Overview
In physics, drag (often called resistance) is the force a moving object experiences as it displaces a surrounding medium. In the study of fluid dynamics, drag is described as a force that acts opposite to the object's direction of motion and grows with speed in many regimes. The term applies whether the surrounding medium is a liquid or a gas, and it arises from the interaction between the object's surface and the moving layers of the fluid.
Causes and main types of drag
Drag results from two broad physical effects: pressure differences around the body and viscous forces within the fluid. Engineers and scientists typically distinguish several contributing types:
- Form (pressure) drag: produced by wake formation and pressure differences between the front and rear of a body moving through a fluid.
- Skin-friction (viscous) drag: due to shear stresses in the thin layer of fluid that adheres to the object's surface; related to surface roughness and viscosity and distinct from solid-to-solid friction.
- Induced drag: associated with lift generation (important for wings and propellers).
- Wave drag: caused by generation of surface waves (relevant for boats and objects moving at or near a free surface).

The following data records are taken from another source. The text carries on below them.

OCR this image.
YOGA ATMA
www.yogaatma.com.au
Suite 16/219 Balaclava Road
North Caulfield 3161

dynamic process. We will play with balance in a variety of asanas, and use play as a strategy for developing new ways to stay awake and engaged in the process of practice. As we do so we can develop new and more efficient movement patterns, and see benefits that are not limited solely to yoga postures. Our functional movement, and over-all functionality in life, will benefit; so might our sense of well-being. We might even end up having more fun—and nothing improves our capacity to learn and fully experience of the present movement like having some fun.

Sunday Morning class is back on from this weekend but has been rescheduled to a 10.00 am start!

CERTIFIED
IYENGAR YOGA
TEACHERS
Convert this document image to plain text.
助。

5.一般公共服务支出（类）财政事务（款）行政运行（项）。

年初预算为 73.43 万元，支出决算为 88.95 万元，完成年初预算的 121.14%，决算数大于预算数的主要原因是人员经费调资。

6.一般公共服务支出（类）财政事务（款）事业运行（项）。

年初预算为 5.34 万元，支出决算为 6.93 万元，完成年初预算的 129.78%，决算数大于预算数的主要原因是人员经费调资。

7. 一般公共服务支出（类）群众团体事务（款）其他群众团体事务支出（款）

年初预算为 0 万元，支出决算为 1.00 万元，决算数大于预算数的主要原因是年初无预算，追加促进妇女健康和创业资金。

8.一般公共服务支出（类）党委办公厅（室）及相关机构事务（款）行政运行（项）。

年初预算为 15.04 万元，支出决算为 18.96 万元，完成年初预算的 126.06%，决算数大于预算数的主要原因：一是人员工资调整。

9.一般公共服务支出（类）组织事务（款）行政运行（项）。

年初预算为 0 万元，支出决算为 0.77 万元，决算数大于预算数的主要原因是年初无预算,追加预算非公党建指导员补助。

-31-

Mathematical models and regimes
Drag is modeled differently depending on scale and speed. For many everyday situations at moderate-to-high speeds, the aerodynamic drag force is approximated by the quadratic relation F_d = 1/2 rho * v^2 * C_d * A, where rho is fluid density, v is relative speed, C_d is a dimensionless drag coefficient that depends on shape and flow conditions, and A is a reference area. At very low speeds or in very viscous fluids the linear Stokes drag applies for small spheres: F = 6 * pi * eta * r * v, where eta is dynamic viscosity and r the sphere radius. The transition between these behaviors is characterized by the Reynolds number, a dimensionless parameter comparing inertial and viscous forces.
Examples, importance, and practical reduction
Drag determines top speeds, fuel consumption, and stability for vehicles, aircraft, and ships. Designers streamline shapes—why a sports car has smooth contours or why birds and fish exhibit tapered bodies—to lower the drag coefficient. Everyday phenomena also reflect drag: a snowflake falls more slowly than a dense water drop of similar mass because its complex shape increases form drag. Practical measures to reduce drag include smoothing surfaces, reducing frontal area, controlling boundary layer transition, and adding fairings or vortex generators in targeted places.
Notable consequences and historical context
Drag affects terminal speed: when drag equals the driving force (for example gravity on a falling object), acceleration ceases and the object reaches a steady fall rate known as terminal velocity. The interplay between weight and drag means that two bodies of the same weight can descend at quite different speeds depending on shape. Systematic study of drag emerged with early investigations into ship hulls and the development of wind tunnels in the nineteenth and twentieth centuries; these tools formalized experimental estimates of drag coefficients and informed modern aerodynamic design.
Distinctions and closing notes
Drag is distinct from contact friction between solids and from molecular diffusion: it is a macroscopic hydrodynamic force tied to flow patterns and viscosity. Accurate prediction of drag often requires combining theory, wind- or water-tunnel testing, and computational simulation. For introductory resources on basic concepts and more advanced treatments, consult introductory texts in fluid dynamics or applied aerodynamics, or technical guides focused on specific applications such as vehicles, marine craft, or sports equipment.